Por Gonzalo Lira Galván
La muerte suele confundirse con aquel momento en el que un corazón deja de latir. Sin embargo, el padre de Haas (Hannah Schiller) es el testimonio de una muerte anómala, con sangre recorriendo palpitante las venas de un cuerpo abandonado a una vida de resignaciones.
Deuda, soledad y el inhóspito escenario de las llanuras de un Estados Unidos que se percibe tan actual como anacrónico son el lienzo sobre el cual la novel directora Marian Mathias confecciona la sencilla historia de una joven forzada a tomar las riendas de un mundo adulto que desconoce y del cual su única referencia es su padre, un Don Nadie que la llena de deudas al instante en que su corazón deja de latir.
Con la muerte de su padre a cuestas y el peso del escrutinio público juzgando su ausencia en el fatídico momento que cambiaría su vida, Haas debe transportar el cuerpo hasta Illinois, donde el clima parece estar enviando un claro mensaje de rechazo. Si no es la resequedad del cementerio un día, es una inundación el siguiente.
La vida de Haas, apenas consecuencia de la crueldad universal, cobra un nuevo significado con la aparición de Will, un joven nómada con aspiraciones de marino. Él también es de pocas palabras, pero bajo la dirección de Mathias son los elementos más discretos los que logran sugerir el cambio. De repente los trayectos solitarios y a pie se convierten en paseos de bicicleta con buena compañía. Los planos abiertos de escenarios hostiles se van cerrando y detallando hasta tornarse íntimos, como si la rispidez del ambiente se empezara a tornar irrelevante.

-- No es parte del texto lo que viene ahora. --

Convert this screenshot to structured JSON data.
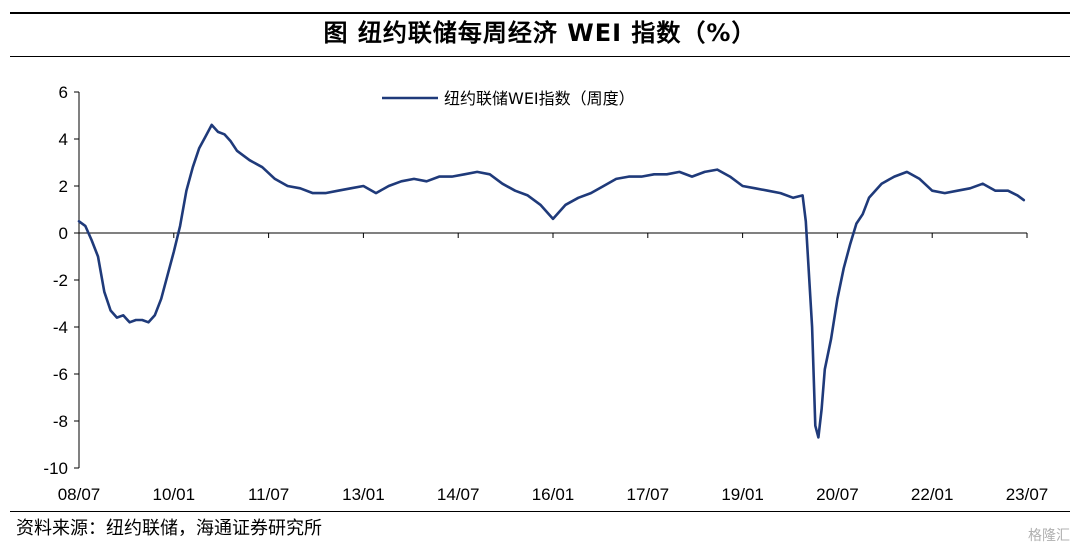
{
  "header": {
    "title": "图 纽约联储每周经济 WEI 指数（%）"
  },
  "footer": {
    "source": "资料来源：纽约联储，海通证券研究所",
    "watermark": "格隆汇"
  },
  "chart_data": {
    "type": "line",
    "title": "图 纽约联储每周经济 WEI 指数（%）",
    "xlabel": "",
    "ylabel": "",
    "ylim": [
      -10,
      6
    ],
    "yticks": [
      6,
      4,
      2,
      0,
      -2,
      -4,
      -6,
      -8,
      -10
    ],
    "xlim": [
      2008.5,
      2023.5
    ],
    "xtick_labels": [
      "08/07",
      "10/01",
      "11/07",
      "13/01",
      "14/07",
      "16/01",
      "17/07",
      "19/01",
      "20/07",
      "22/01",
      "23/07"
    ],
    "xtick_values": [
      2008.5,
      2010.0,
      2011.5,
      2013.0,
      2014.5,
      2016.0,
      2017.5,
      2019.0,
      2020.5,
      2022.0,
      2023.5
    ],
    "legend": {
      "position": "top-center",
      "entries": [
        "纽约联储WEI指数（周度）"
      ]
    },
    "grid": false,
    "color": "#1f3a7a",
    "series": [
      {
        "name": "纽约联储WEI指数（周度）",
        "x": [
          2008.5,
          2008.6,
          2008.7,
          2008.8,
          2008.9,
          2009.0,
          2009.1,
          2009.2,
          2009.3,
          2009.4,
          2009.5,
          2009.6,
          2009.7,
          2009.8,
          2009.9,
          2010.0,
          2010.1,
          2010.2,
          2010.3,
          2010.4,
          2010.5,
          2010.6,
          2010.7,
          2010.8,
          2010.9,
          2011.0,
          2011.2,
          2011.4,
          2011.6,
          2011.8,
          2012.0,
          2012.2,
          2012.4,
          2012.6,
          2012.8,
          2013.0,
          2013.2,
          2013.4,
          2013.6,
          2013.8,
          2014.0,
          2014.2,
          2014.4,
          2014.6,
          2014.8,
          2015.0,
          2015.2,
          2015.4,
          2015.6,
          2015.8,
          2016.0,
          2016.2,
          2016.4,
          2016.6,
          2016.8,
          2017.0,
          2017.2,
          2017.4,
          2017.6,
          2017.8,
          2018.0,
          2018.2,
          2018.4,
          2018.6,
          2018.8,
          2019.0,
          2019.2,
          2019.4,
          2019.6,
          2019.8,
          2019.95,
          2020.0,
          2020.1,
          2020.15,
          2020.2,
          2020.25,
          2020.3,
          2020.4,
          2020.5,
          2020.6,
          2020.7,
          2020.8,
          2020.9,
          2021.0,
          2021.2,
          2021.4,
          2021.6,
          2021.8,
          2022.0,
          2022.2,
          2022.4,
          2022.6,
          2022.8,
          2023.0,
          2023.2,
          2023.35,
          2023.45
        ],
        "y": [
          0.5,
          0.3,
          -0.3,
          -1.0,
          -2.5,
          -3.3,
          -3.6,
          -3.5,
          -3.8,
          -3.7,
          -3.7,
          -3.8,
          -3.5,
          -2.8,
          -1.8,
          -0.8,
          0.3,
          1.8,
          2.8,
          3.6,
          4.1,
          4.6,
          4.3,
          4.2,
          3.9,
          3.5,
          3.1,
          2.8,
          2.3,
          2.0,
          1.9,
          1.7,
          1.7,
          1.8,
          1.9,
          2.0,
          1.7,
          2.0,
          2.2,
          2.3,
          2.2,
          2.4,
          2.4,
          2.5,
          2.6,
          2.5,
          2.1,
          1.8,
          1.6,
          1.2,
          0.6,
          1.2,
          1.5,
          1.7,
          2.0,
          2.3,
          2.4,
          2.4,
          2.5,
          2.5,
          2.6,
          2.4,
          2.6,
          2.7,
          2.4,
          2.0,
          1.9,
          1.8,
          1.7,
          1.5,
          1.6,
          0.5,
          -4.0,
          -8.2,
          -8.7,
          -7.5,
          -5.8,
          -4.5,
          -2.8,
          -1.5,
          -0.5,
          0.4,
          0.8,
          1.5,
          2.1,
          2.4,
          2.6,
          2.3,
          1.8,
          1.7,
          1.8,
          1.9,
          2.1,
          1.8,
          1.8,
          1.6,
          1.4
        ]
      }
    ]
  }
}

Runner sorprende por la madurez y el rigor de Marian Mathias, su directora, pero también por sus actuaciones, particularmente la de Hannah Schiller como Haas. Ambas, actriz y personaje, atraviesan sin aparentes tropiezos la difícil misión que se les impone, cada una con motivaciones muy distantes y muy distintas, pero no por ello menos complejas.
Sumado al de dirección y el de sus actrices, el trabajo detrás de la cámara a cargo de Jomo Fray -frecuente colaborador de Mathias- es determinante para entender el entorno que habitan sus personajes. Cada cuadro evoca las pinturas de Norman Rockwell, Gustave Caillebotte o Jean-François Millet, pero principalmente de Edward Hopper -la casa en la que muere el padre de Haas podría ser la protagonista de “La casa junto a las vías del tren” (Hopper, 1925)-.
Estos símiles no son una coincidencia. El país que retrata Mathias es uno lleno de desesperanza, articulado por una fantasía económica que contrasta con el realismo de lo rural, en el que sus habitantes anhelan muertos en vida un futuro mejor que quizá nunca llegará o que, como es el caso de Runner y el padre de Haas, solo puede mejorar con el último latido de un corazón roto.